Para otros el estilo cambia, pero no para enriquecerse, sino para empeorar. Morales dice que "hay más intimidad en la pluma", mientras que el procesador de palabras le brinda "más rapidez y composturas". "Escribir", afirma, "no es sólo tener instrumentos para hacerlo, sino también un acto de pensar y sentir". Carrero agradece a la computadora el ahorro de grandes dolores de cabeza, pero "aun así no confío en ella ciegamente. Nada como el método tradicional del lápiz y papel", método que aseguró usar antes que la computadora. "Pero siempre es bueno tener la copia original a puño y letra. Así es como mejor se captura la inspiración". Ruvalcaba afirma que "el estilo sí cambia dependiendo de la herramienta que se use para escribir. El lápiz o bolígrafo siempre está más conectado al corazón, a las emociones, mientras que los medios mecánicos o electrónicos, llamémosles, los teclados, dan oportunidad a la revisión y el análisis". Para él, las revisiones rompen "con la intimidad de un momento, y en mi caso muy particular, me da pereza volver a escribir y poner en limpio algo que salió, digamos del corazón". El lápiz permite escribir sin errores ortográficos; los teclados le impiden, a su juicio, detenerse al cometer alguno; las máquinas eléctricas le obligan a mecanografiar una y otra vez el material. "Desde ese punto de vista, me quedo con las computadoras, son una verdadera maravilla, y pienso que para el escritor con cierta experiencia no le resulta tan difícil poder controlar sus ideas y manejarlas al ritmo del sonido del tecleo...". Pero, pese a que admite que, "con cierta destreza en los dedos se puede alcanzar la intensidad emocional que transmite escribir a mano, definitivamente el estilo entre una herramienta y otra afecta el estilo".

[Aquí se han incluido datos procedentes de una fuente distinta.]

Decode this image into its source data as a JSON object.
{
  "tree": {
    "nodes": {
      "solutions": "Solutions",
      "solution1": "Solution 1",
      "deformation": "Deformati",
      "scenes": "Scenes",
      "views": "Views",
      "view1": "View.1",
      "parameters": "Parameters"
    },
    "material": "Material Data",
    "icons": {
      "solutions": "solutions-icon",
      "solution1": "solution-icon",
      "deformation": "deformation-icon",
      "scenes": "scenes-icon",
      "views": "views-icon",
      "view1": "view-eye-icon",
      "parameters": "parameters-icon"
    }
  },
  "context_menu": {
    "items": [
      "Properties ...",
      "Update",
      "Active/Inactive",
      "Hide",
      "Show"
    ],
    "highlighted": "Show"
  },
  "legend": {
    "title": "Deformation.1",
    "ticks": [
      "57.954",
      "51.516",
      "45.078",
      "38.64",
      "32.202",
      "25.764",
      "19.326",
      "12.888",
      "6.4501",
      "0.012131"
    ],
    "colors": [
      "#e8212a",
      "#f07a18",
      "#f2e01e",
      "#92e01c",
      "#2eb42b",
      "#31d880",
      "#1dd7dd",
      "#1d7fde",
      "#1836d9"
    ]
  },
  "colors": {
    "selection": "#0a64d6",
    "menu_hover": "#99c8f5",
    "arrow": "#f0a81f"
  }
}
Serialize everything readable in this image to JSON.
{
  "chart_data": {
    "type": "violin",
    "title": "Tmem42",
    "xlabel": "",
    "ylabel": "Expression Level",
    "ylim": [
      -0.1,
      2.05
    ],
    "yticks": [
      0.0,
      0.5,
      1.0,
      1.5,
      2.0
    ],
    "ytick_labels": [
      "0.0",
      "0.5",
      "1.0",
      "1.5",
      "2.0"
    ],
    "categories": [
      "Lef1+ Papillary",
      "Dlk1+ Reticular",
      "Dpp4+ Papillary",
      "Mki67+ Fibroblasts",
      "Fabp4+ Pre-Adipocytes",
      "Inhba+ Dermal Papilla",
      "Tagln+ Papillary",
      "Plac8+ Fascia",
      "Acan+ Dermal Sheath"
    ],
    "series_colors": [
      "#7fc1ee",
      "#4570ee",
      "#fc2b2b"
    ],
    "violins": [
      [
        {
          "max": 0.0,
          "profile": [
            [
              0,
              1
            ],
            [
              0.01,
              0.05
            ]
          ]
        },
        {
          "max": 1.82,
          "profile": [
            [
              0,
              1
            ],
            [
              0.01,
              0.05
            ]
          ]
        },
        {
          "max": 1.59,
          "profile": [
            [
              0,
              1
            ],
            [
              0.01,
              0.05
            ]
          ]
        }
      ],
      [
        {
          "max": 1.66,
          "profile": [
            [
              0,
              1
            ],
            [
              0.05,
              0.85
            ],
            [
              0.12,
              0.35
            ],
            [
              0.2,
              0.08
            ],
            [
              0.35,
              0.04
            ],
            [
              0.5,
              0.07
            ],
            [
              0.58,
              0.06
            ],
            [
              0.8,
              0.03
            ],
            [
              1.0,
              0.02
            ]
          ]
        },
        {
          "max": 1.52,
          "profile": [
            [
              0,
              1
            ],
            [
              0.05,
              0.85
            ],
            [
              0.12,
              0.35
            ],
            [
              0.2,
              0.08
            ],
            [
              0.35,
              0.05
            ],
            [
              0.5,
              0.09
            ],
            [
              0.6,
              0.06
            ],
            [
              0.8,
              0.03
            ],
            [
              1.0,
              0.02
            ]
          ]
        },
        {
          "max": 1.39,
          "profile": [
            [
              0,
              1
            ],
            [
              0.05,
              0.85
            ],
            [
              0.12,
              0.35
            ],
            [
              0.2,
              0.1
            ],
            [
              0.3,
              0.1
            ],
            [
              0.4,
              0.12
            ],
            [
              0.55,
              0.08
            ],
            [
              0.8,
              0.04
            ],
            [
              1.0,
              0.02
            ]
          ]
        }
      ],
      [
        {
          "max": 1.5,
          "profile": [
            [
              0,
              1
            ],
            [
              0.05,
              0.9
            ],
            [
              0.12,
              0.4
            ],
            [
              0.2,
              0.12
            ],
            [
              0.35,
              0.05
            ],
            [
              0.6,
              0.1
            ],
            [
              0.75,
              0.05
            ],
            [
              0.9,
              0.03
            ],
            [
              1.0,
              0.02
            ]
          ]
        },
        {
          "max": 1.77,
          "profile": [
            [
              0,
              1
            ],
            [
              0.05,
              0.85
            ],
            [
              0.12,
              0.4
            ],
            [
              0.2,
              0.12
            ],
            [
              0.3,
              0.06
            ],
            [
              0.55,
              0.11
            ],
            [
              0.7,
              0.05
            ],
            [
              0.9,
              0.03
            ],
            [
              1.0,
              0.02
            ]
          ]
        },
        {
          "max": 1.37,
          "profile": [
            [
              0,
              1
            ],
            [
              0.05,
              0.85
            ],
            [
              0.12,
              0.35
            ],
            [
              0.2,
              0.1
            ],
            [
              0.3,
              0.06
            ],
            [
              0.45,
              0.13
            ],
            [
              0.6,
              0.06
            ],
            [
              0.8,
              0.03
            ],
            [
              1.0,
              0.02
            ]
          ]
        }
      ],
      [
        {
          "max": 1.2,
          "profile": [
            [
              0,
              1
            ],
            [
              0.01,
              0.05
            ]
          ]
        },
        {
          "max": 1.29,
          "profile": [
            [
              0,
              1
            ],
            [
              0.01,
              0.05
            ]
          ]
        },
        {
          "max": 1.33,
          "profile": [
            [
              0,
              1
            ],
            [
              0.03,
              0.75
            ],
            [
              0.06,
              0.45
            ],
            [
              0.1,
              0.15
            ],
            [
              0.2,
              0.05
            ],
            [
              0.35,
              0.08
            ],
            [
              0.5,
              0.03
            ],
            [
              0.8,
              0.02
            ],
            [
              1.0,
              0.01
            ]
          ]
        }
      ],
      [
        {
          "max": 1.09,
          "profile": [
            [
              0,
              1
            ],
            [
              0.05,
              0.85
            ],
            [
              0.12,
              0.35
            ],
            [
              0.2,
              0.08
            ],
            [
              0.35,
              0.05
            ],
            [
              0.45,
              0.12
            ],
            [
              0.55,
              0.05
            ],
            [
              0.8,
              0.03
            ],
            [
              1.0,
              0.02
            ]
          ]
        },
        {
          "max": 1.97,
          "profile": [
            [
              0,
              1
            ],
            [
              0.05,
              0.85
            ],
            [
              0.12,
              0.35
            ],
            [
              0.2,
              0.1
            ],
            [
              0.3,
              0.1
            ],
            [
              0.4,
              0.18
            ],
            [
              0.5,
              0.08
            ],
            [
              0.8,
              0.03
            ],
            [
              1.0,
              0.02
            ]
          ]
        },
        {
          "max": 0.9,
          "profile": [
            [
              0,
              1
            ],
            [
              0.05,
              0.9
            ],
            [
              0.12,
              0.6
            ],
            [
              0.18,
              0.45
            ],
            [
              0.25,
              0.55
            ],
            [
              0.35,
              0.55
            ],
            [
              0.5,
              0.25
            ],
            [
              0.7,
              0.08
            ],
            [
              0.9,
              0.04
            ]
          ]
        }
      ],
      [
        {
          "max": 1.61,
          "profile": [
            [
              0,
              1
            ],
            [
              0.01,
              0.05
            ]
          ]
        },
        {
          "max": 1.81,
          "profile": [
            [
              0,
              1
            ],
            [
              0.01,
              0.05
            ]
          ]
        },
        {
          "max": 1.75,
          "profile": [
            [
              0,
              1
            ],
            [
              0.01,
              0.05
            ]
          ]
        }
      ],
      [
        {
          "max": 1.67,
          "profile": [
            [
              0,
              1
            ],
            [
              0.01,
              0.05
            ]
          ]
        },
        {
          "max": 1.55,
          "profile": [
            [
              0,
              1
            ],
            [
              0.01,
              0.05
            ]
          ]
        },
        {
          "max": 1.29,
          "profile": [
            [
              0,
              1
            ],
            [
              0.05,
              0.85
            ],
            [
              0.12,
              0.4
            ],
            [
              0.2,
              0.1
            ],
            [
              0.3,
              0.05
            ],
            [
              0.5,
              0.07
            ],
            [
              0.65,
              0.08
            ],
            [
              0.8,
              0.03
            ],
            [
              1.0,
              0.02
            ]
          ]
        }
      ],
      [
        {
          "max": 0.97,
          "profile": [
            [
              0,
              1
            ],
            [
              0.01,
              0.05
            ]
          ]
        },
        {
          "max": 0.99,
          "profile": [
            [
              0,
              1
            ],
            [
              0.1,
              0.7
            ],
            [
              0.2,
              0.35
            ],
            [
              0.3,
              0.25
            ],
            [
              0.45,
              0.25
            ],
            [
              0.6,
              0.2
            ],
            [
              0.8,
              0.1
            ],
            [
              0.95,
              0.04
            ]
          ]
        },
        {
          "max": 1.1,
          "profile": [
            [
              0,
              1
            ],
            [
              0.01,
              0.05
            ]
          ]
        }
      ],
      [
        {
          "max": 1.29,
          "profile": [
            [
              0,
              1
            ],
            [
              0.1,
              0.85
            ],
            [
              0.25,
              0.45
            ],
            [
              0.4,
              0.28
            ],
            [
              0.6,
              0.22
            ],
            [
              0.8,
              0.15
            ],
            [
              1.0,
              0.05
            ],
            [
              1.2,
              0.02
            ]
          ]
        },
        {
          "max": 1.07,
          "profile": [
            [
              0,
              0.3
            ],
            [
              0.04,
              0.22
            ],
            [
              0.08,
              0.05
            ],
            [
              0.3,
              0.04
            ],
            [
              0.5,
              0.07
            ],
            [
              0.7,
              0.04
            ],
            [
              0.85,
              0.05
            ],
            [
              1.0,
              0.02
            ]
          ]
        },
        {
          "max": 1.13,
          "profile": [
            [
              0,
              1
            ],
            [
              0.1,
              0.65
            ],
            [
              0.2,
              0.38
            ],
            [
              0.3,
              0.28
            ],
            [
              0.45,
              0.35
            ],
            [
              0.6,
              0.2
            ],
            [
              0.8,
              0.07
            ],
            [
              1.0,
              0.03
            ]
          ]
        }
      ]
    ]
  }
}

Morhain cree que el estilo sí cambia, aunque no especifica su opinión respecto a si es para mejor o para peor. El dice simplemente que "el estilo cambia cuando se dicta, cuando se escribe a mano con letra cursiva, cuando se escribe con letra de imprenta, cuando se lo hace a máquina mecánica, con máquina eléctrica, con computadora de escritorio o laptop". Agrega que, "en general, uno cambia siempre, cada vez que escribe". Para Santos es algo en lo que habría que pensar: "es posible que así sea. Es probable que al estar sentado frente a la computadora, no surjan las ideas de la misma manera que al estar escribiendo algo en lápiz y papel".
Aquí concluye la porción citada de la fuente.